On Wednesday, both attorneys said the abortion debate played some role in their decisions to settle.
“This case is not about abortion,” said Deputy Dist. Atty. Kennis Clark. “But when you have such a hot button issue, you always run the risk of not being able to persuade 12 minds to either position.”
Weinberg maintained that “this case should never have entered the criminal arena.” But since it did, he said, his client was faced with “a lay jury . . . in the position of second-guessing a doctor’s decisions in the context of the most emotionally laden political issue of our era.”
And the geography was not ideal. He surmised that “the strength of opposition to abortion in this community is fairly substantial.”
The plea bargain drew mixed reactions from others with emotional or political investments in its outcome.
“Well, it’s obviously not what you would like out of a homicide,” said Jan Carroll, a legislative analyst for the California Pro-life Council in Sacramento. “It is at least positive that one doctor who has killed a patient through abortion is going to pay some price, though it looks like the price won’t be commensurate to the damage.”

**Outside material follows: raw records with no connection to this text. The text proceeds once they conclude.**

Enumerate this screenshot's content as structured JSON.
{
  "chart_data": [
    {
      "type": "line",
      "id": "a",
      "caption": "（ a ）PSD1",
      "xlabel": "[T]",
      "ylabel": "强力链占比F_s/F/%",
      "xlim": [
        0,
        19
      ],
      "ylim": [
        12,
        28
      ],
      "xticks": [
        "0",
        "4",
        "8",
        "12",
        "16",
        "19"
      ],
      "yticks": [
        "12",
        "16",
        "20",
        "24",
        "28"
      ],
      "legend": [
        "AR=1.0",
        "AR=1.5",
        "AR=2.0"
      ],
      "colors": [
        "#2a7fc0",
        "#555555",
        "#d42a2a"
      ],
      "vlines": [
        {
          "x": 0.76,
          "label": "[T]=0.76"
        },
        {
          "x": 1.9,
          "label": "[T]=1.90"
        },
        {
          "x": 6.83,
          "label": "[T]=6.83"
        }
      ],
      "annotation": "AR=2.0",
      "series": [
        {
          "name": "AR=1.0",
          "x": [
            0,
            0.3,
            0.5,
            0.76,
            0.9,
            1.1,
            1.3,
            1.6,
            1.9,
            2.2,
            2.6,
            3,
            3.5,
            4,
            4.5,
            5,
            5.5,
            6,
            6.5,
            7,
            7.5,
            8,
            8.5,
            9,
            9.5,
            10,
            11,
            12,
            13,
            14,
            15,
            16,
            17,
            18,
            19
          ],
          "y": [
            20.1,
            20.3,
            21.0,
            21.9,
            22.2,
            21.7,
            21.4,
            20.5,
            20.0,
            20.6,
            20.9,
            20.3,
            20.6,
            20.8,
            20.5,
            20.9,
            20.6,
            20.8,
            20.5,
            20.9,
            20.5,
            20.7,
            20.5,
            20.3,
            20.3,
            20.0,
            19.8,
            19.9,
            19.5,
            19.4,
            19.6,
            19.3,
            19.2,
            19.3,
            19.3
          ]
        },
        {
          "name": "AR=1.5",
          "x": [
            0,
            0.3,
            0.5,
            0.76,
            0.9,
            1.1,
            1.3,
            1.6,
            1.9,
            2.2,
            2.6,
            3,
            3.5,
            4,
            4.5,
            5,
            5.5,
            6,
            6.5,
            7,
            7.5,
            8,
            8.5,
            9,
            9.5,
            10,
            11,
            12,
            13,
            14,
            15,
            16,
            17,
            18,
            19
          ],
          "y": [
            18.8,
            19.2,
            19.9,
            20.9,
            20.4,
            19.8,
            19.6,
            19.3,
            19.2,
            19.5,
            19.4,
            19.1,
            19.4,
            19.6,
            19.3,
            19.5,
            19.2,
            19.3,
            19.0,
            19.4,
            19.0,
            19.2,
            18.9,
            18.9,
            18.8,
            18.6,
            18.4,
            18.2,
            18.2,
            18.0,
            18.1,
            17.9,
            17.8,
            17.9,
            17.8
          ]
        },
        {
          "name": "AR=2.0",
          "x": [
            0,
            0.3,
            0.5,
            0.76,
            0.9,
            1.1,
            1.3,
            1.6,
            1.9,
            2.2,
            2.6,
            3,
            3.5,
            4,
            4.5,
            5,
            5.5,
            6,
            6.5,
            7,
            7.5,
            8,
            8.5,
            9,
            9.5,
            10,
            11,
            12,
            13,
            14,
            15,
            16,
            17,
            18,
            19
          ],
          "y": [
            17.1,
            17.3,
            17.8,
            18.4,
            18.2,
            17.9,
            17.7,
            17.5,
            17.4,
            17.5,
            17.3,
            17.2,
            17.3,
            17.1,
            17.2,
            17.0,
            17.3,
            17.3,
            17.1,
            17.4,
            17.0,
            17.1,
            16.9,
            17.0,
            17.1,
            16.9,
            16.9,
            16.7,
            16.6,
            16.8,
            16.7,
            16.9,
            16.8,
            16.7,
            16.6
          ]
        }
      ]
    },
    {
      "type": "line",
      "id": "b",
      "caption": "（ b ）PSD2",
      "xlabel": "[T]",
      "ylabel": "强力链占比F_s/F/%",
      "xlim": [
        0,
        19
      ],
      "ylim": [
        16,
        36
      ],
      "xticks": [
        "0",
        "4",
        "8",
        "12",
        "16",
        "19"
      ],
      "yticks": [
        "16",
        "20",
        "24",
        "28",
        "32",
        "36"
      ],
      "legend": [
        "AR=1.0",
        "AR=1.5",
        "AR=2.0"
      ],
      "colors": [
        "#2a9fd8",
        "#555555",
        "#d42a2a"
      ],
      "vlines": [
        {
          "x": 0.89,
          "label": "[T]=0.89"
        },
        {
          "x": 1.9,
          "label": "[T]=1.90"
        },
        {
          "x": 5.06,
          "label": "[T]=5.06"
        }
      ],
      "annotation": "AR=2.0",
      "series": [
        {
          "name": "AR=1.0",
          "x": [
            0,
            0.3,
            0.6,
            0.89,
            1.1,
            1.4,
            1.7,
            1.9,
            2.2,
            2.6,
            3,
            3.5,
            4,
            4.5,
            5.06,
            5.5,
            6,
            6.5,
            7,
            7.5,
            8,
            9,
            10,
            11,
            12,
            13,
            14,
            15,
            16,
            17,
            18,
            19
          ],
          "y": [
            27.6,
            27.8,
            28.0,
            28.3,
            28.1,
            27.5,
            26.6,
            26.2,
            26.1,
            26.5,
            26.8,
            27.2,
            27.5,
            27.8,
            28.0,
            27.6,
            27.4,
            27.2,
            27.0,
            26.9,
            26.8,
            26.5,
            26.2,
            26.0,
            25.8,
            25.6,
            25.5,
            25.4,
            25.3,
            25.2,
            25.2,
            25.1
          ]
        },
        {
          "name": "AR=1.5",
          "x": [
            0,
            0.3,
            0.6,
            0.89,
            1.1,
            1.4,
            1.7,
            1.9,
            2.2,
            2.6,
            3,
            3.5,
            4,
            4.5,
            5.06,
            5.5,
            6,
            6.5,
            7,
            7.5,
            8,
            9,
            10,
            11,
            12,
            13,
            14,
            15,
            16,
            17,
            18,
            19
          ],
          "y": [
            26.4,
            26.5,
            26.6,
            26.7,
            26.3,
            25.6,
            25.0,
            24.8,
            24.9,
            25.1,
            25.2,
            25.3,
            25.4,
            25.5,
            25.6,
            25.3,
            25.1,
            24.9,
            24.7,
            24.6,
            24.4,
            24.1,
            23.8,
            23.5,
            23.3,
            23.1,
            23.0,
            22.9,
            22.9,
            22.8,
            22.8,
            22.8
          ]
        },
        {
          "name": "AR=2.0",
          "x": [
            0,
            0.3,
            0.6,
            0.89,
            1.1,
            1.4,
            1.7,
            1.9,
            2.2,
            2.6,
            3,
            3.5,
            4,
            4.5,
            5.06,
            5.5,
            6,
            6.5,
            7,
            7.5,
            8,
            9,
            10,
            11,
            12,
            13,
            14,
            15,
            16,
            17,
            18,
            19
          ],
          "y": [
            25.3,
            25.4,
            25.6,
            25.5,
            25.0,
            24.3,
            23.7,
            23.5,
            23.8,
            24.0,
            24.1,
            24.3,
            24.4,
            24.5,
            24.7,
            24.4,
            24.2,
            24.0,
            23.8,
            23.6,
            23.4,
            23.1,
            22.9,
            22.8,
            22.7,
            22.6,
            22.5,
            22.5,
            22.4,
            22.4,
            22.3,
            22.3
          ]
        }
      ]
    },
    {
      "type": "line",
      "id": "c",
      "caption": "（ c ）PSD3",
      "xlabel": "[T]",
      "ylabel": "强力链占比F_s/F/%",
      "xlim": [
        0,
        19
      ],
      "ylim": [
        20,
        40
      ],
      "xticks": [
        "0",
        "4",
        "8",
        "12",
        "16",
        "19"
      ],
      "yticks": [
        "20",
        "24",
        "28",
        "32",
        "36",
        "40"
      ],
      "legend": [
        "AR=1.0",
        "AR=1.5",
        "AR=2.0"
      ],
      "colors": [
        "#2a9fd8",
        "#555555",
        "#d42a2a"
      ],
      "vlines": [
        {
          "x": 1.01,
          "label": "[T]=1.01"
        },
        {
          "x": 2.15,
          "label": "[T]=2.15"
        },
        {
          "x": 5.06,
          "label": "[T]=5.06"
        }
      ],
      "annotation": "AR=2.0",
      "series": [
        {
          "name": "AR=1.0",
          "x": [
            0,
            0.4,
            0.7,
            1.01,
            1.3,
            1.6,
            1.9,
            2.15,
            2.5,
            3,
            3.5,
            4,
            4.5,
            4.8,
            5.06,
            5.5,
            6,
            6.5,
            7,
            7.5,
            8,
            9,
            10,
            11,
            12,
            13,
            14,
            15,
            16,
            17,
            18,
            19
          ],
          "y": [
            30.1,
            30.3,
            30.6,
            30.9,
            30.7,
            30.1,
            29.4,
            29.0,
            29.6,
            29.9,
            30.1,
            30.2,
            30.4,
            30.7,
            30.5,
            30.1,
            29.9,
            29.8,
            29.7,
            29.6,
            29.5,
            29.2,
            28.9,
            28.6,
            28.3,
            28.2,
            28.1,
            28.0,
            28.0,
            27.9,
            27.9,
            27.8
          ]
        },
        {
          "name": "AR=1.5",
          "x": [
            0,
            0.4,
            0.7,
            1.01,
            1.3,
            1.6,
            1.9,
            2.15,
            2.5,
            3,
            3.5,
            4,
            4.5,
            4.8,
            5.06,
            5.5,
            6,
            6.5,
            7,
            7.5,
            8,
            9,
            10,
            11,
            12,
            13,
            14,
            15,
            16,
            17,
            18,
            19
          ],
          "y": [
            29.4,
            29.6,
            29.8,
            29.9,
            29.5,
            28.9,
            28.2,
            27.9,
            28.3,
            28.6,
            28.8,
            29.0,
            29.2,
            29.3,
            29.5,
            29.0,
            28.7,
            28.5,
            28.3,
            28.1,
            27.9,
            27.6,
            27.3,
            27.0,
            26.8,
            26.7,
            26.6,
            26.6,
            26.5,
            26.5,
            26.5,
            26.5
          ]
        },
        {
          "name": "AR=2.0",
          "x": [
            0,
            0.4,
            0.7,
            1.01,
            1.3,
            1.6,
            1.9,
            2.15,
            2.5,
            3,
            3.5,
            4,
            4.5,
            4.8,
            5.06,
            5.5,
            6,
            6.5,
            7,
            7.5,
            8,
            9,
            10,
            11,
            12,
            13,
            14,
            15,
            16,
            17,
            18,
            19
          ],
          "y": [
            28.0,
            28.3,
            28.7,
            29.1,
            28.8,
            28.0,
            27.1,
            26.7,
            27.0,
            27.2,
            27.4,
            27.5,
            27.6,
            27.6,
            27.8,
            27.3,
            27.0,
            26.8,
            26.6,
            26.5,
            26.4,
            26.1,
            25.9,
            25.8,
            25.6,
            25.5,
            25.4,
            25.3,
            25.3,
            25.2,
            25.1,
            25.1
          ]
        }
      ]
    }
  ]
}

Carol Downer, an attorney and longtime abortion rights activist, said she was “incredibly sad. I feel there was no case against Dr. Steir, [but] we support Dr. Steir’s right to preserve what is left of his personal means and to put this behind him.”
An attorney with the California Medical Assn. said the case raises “grave concerns” among doctors in general about their exposure to criminal charges. The case “should never have been brought criminally, and certainly not as a second-degree murder case,” said Susan Penney, the association’s legal counsel.
Hamptlon’s mother, Doris, who accompanied her daughter to the clinic, learned of the settlement when a reporter called her Barstow home.
“This is coming close to closure, which is what I want,” she said, her voice barely above a whisper. But she bristled at Steir’s potential jail time. “It should be more than a year,” she said.